Jednak pamięć ludzka jest krótka i niewdzięczna. Nastały bowiem czasy, gdy nawet umarłych się lustruje. Nawet, a może szczególnie, szarga się pamięć zmarłych, bo ci nie mogą się już bronić. Jest to smutna rzeczywistość, z którą nie chcę się pogodzić. Nie akceptuję braku szacunku dla człowieka, a szczególnie dla tych, którzy odeszli. Moim zdaniem umiera ciało, ale pozostaje dusza, gdyż jest ona najczystszą formą istnienia. W religii chrześcijańskiej jest przedstawiana, jako biały, lekki jak obłok i zwiewny gołąb. Zwiastun pokoju i spokoju, jaki się powinno osiągać po śmierci.
Jakże często pocieszam się myślą, że Ci, którzy przeszli na drugą stronę życia, już nie cierpią. Nie widzą tych obrzydliwych ludzkich przepychanek, nie uczestniczą w krwawych rozgrywkach małych ludzików, nie muszą się bronić przed upodleniem... Odeszli w ciszy lub w bólu i krzyku. I gdzie by nie trafili - do nieba czy do czyśćca - uniknęli prawdziwego piekła, jakie stwarzają sobie ludzie na ziemskim padole. To na ziemi jest prawdziwe piekło.
Gdy z kościelnej ambony pada groźba, że jeżeli nie będziemy respektować Przykazań Bożych to trafimy do kotła piekielnego, czuję w sobie bunt i mam ochotę krzyczeć: "Ludzie, przecież prawdziwe piekło jest tu, na ziemi!". I ucieka gdzieś moja wiara. Chowa się w czeluściach udręczonej duszy i modli się o rychłą śmierć. Taką, która stanie się wybawieniem.

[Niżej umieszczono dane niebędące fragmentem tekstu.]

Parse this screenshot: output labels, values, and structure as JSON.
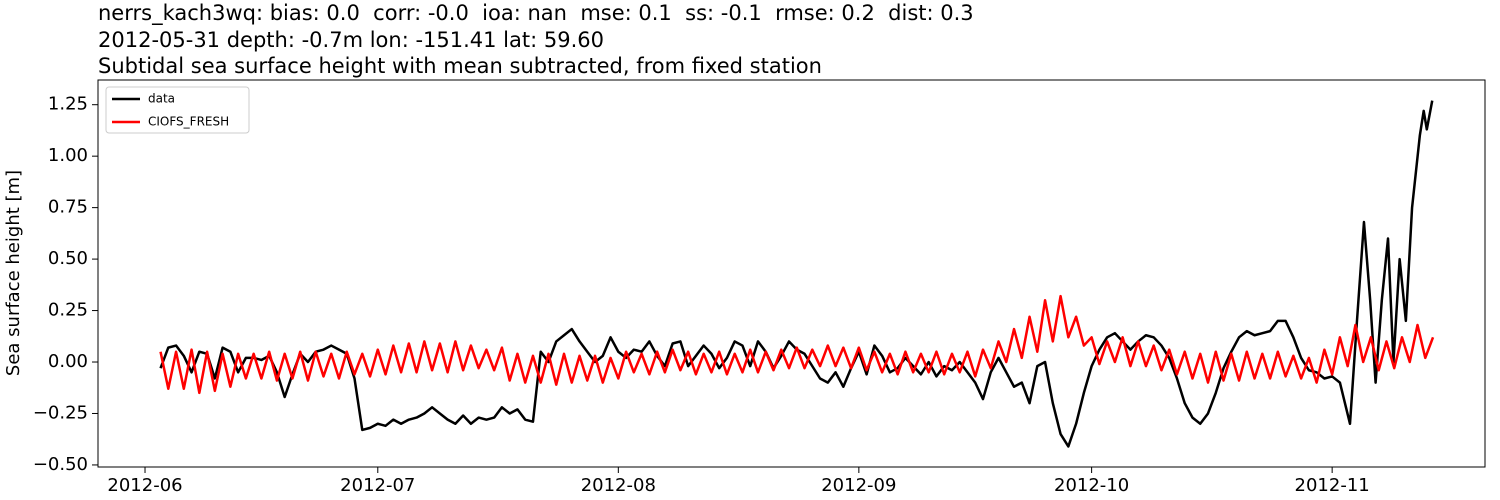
{
  "chart_data": {
    "type": "line",
    "title": [
      "nerrs_kach3wq: bias: 0.0  corr: -0.0  ioa: nan  mse: 0.1  ss: -0.1  rmse: 0.2  dist: 0.3",
      "2012-05-31 depth: -0.7m lon: -151.41 lat: 59.60",
      "Subtidal sea surface height with mean subtracted, from fixed station"
    ],
    "ylabel": "Sea surface height [m]",
    "xlim": [
      -6.06,
      172.7
    ],
    "xticks": [
      {
        "value": 0,
        "label": "2012-06"
      },
      {
        "value": 30,
        "label": "2012-07"
      },
      {
        "value": 61,
        "label": "2012-08"
      },
      {
        "value": 92,
        "label": "2012-09"
      },
      {
        "value": 122,
        "label": "2012-10"
      },
      {
        "value": 153,
        "label": "2012-11"
      }
    ],
    "ylim": [
      -0.51,
      1.37
    ],
    "yticks": [
      {
        "value": -0.5,
        "label": "−0.50"
      },
      {
        "value": -0.25,
        "label": "−0.25"
      },
      {
        "value": 0,
        "label": "0.00"
      },
      0.25,
      {
        "value": 0.5,
        "label": "0.50"
      },
      0.75,
      {
        "value": 1,
        "label": "1.00"
      },
      1.25
    ],
    "grid": false,
    "legend": "upper left",
    "series": [
      {
        "name": "data",
        "color": "#000000",
        "x": [
          2,
          3,
          4,
          5,
          6,
          7,
          8,
          9,
          10,
          11,
          12,
          13,
          14,
          15,
          16,
          17,
          18,
          19,
          20,
          21,
          22,
          23,
          24,
          25,
          26,
          27,
          28,
          29,
          30,
          31,
          32,
          33,
          34,
          35,
          36,
          37,
          38,
          39,
          40,
          41,
          42,
          43,
          44,
          45,
          46,
          47,
          48,
          49,
          50,
          51,
          52,
          53,
          54,
          55,
          56,
          57,
          58,
          59,
          60,
          61,
          62,
          63,
          64,
          65,
          66,
          67,
          68,
          69,
          70,
          71,
          72,
          73,
          74,
          75,
          76,
          77,
          78,
          79,
          80,
          81,
          82,
          83,
          84,
          85,
          86,
          87,
          88,
          89,
          90,
          91,
          92,
          93,
          94,
          95,
          96,
          97,
          98,
          99,
          100,
          101,
          102,
          103,
          104,
          105,
          106,
          107,
          108,
          109,
          110,
          111,
          112,
          113,
          114,
          115,
          116,
          117,
          118,
          119,
          120,
          121,
          122,
          123,
          124,
          125,
          126,
          127,
          128,
          129,
          130,
          131,
          132,
          133,
          134,
          135,
          136,
          137,
          138,
          139,
          140,
          141,
          142,
          143,
          144,
          145,
          146,
          147,
          148,
          149,
          150,
          151,
          152,
          153,
          154.0,
          155.3,
          156.2,
          157.1,
          157.9,
          158.6,
          159.4,
          160.2,
          160.9,
          161.7,
          162.5,
          163.3,
          164.3,
          164.8,
          165.2,
          165.9
        ],
        "values": [
          -0.03,
          0.07,
          0.08,
          0.03,
          -0.05,
          0.05,
          0.04,
          -0.08,
          0.07,
          0.05,
          -0.05,
          0.02,
          0.02,
          0.01,
          0.03,
          -0.05,
          -0.17,
          -0.06,
          0.04,
          0.0,
          0.05,
          0.06,
          0.08,
          0.06,
          0.04,
          -0.08,
          -0.33,
          -0.32,
          -0.3,
          -0.31,
          -0.28,
          -0.3,
          -0.28,
          -0.27,
          -0.25,
          -0.22,
          -0.25,
          -0.28,
          -0.3,
          -0.26,
          -0.3,
          -0.27,
          -0.28,
          -0.27,
          -0.22,
          -0.25,
          -0.23,
          -0.28,
          -0.29,
          0.05,
          0.0,
          0.1,
          0.13,
          0.16,
          0.1,
          0.05,
          0.0,
          0.03,
          0.12,
          0.05,
          0.02,
          0.06,
          0.05,
          0.1,
          0.03,
          -0.02,
          0.09,
          0.1,
          -0.02,
          0.03,
          0.08,
          0.04,
          -0.03,
          0.02,
          0.1,
          0.08,
          -0.02,
          0.1,
          0.05,
          -0.03,
          0.03,
          0.1,
          0.06,
          0.04,
          -0.02,
          -0.08,
          -0.1,
          -0.05,
          -0.12,
          -0.03,
          0.05,
          -0.06,
          0.08,
          0.03,
          -0.05,
          -0.03,
          0.02,
          -0.02,
          -0.06,
          0.0,
          -0.07,
          -0.02,
          -0.04,
          0.0,
          -0.05,
          -0.1,
          -0.18,
          -0.05,
          0.02,
          -0.05,
          -0.12,
          -0.1,
          -0.2,
          -0.02,
          0.0,
          -0.2,
          -0.35,
          -0.41,
          -0.3,
          -0.15,
          -0.02,
          0.06,
          0.12,
          0.14,
          0.1,
          0.06,
          0.1,
          0.13,
          0.12,
          0.08,
          0.02,
          -0.08,
          -0.2,
          -0.27,
          -0.3,
          -0.25,
          -0.15,
          -0.03,
          0.05,
          0.12,
          0.15,
          0.13,
          0.14,
          0.15,
          0.2,
          0.2,
          0.12,
          0.02,
          -0.04,
          -0.05,
          -0.08,
          -0.07,
          -0.1,
          -0.3,
          0.2,
          0.68,
          0.3,
          -0.1,
          0.3,
          0.6,
          0.0,
          0.5,
          0.2,
          0.75,
          1.1,
          1.22,
          1.13,
          1.27
        ]
      },
      {
        "name": "CIOFS_FRESH",
        "color": "#ff0000",
        "x": [
          2,
          3,
          4,
          5,
          6,
          7,
          8,
          9,
          10,
          11,
          12,
          13,
          14,
          15,
          16,
          17,
          18,
          19,
          20,
          21,
          22,
          23,
          24,
          25,
          26,
          27,
          28,
          29,
          30,
          31,
          32,
          33,
          34,
          35,
          36,
          37,
          38,
          39,
          40,
          41,
          42,
          43,
          44,
          45,
          46,
          47,
          48,
          49,
          50,
          51,
          52,
          53,
          54,
          55,
          56,
          57,
          58,
          59,
          60,
          61,
          62,
          63,
          64,
          65,
          66,
          67,
          68,
          69,
          70,
          71,
          72,
          73,
          74,
          75,
          76,
          77,
          78,
          79,
          80,
          81,
          82,
          83,
          84,
          85,
          86,
          87,
          88,
          89,
          90,
          91,
          92,
          93,
          94,
          95,
          96,
          97,
          98,
          99,
          100,
          101,
          102,
          103,
          104,
          105,
          106,
          107,
          108,
          109,
          110,
          111,
          112,
          113,
          114,
          115,
          116,
          117,
          118,
          119,
          120,
          121,
          122,
          123,
          124,
          125,
          126,
          127,
          128,
          129,
          130,
          131,
          132,
          133,
          134,
          135,
          136,
          137,
          138,
          139,
          140,
          141,
          142,
          143,
          144,
          145,
          146,
          147,
          148,
          149,
          150,
          151,
          152,
          153,
          154,
          155,
          156,
          157,
          158,
          159,
          160,
          161,
          162,
          163,
          164,
          165,
          166
        ],
        "values": [
          0.05,
          -0.13,
          0.05,
          -0.13,
          0.06,
          -0.15,
          0.05,
          -0.14,
          0.04,
          -0.12,
          0.04,
          -0.08,
          0.04,
          -0.08,
          0.05,
          -0.09,
          0.04,
          -0.08,
          0.05,
          -0.09,
          0.05,
          -0.07,
          0.04,
          -0.08,
          0.05,
          -0.06,
          0.04,
          -0.07,
          0.06,
          -0.06,
          0.08,
          -0.05,
          0.09,
          -0.05,
          0.1,
          -0.04,
          0.09,
          -0.05,
          0.1,
          -0.04,
          0.08,
          -0.03,
          0.06,
          -0.04,
          0.07,
          -0.09,
          0.04,
          -0.1,
          0.03,
          -0.1,
          0.04,
          -0.11,
          0.04,
          -0.1,
          0.03,
          -0.09,
          0.03,
          -0.1,
          0.02,
          -0.08,
          0.05,
          -0.05,
          0.04,
          -0.06,
          0.05,
          -0.05,
          0.06,
          -0.04,
          0.05,
          -0.06,
          0.04,
          -0.05,
          0.05,
          -0.06,
          0.04,
          -0.05,
          0.06,
          -0.05,
          0.05,
          -0.04,
          0.06,
          -0.03,
          0.07,
          -0.03,
          0.06,
          -0.02,
          0.08,
          -0.02,
          0.07,
          -0.03,
          0.07,
          -0.04,
          0.05,
          -0.05,
          0.04,
          -0.06,
          0.05,
          -0.05,
          0.04,
          -0.05,
          0.05,
          -0.06,
          0.04,
          -0.05,
          0.05,
          -0.07,
          0.06,
          -0.03,
          0.1,
          0.0,
          0.16,
          0.02,
          0.22,
          0.05,
          0.3,
          0.1,
          0.32,
          0.12,
          0.22,
          0.08,
          0.12,
          -0.01,
          0.1,
          0.0,
          0.12,
          -0.02,
          0.1,
          -0.02,
          0.08,
          -0.04,
          0.06,
          -0.06,
          0.05,
          -0.08,
          0.04,
          -0.1,
          0.05,
          -0.09,
          0.04,
          -0.09,
          0.05,
          -0.08,
          0.04,
          -0.08,
          0.05,
          -0.07,
          0.03,
          -0.08,
          0.02,
          -0.1,
          0.06,
          -0.06,
          0.12,
          -0.02,
          0.18,
          0.0,
          0.12,
          -0.04,
          0.1,
          -0.03,
          0.12,
          0.0,
          0.18,
          0.02,
          0.12
        ]
      }
    ]
  }
}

W czasach, gdy kłamstwo stało się chlebem powszednim, gdy oszustwo stało się motywem przewodnim każdego walczącego o przeżycie, jest ktoś, kto Cię nie oszuka. Ktoś, kogo nie da się oszukać... To śmierć. Nie przestaje ona być jednocześnie klęską. Jest ona przegraną nie tych, którzy już odeszli, lecz żywych, bo to im pozostaje ból wiecznego rozstania.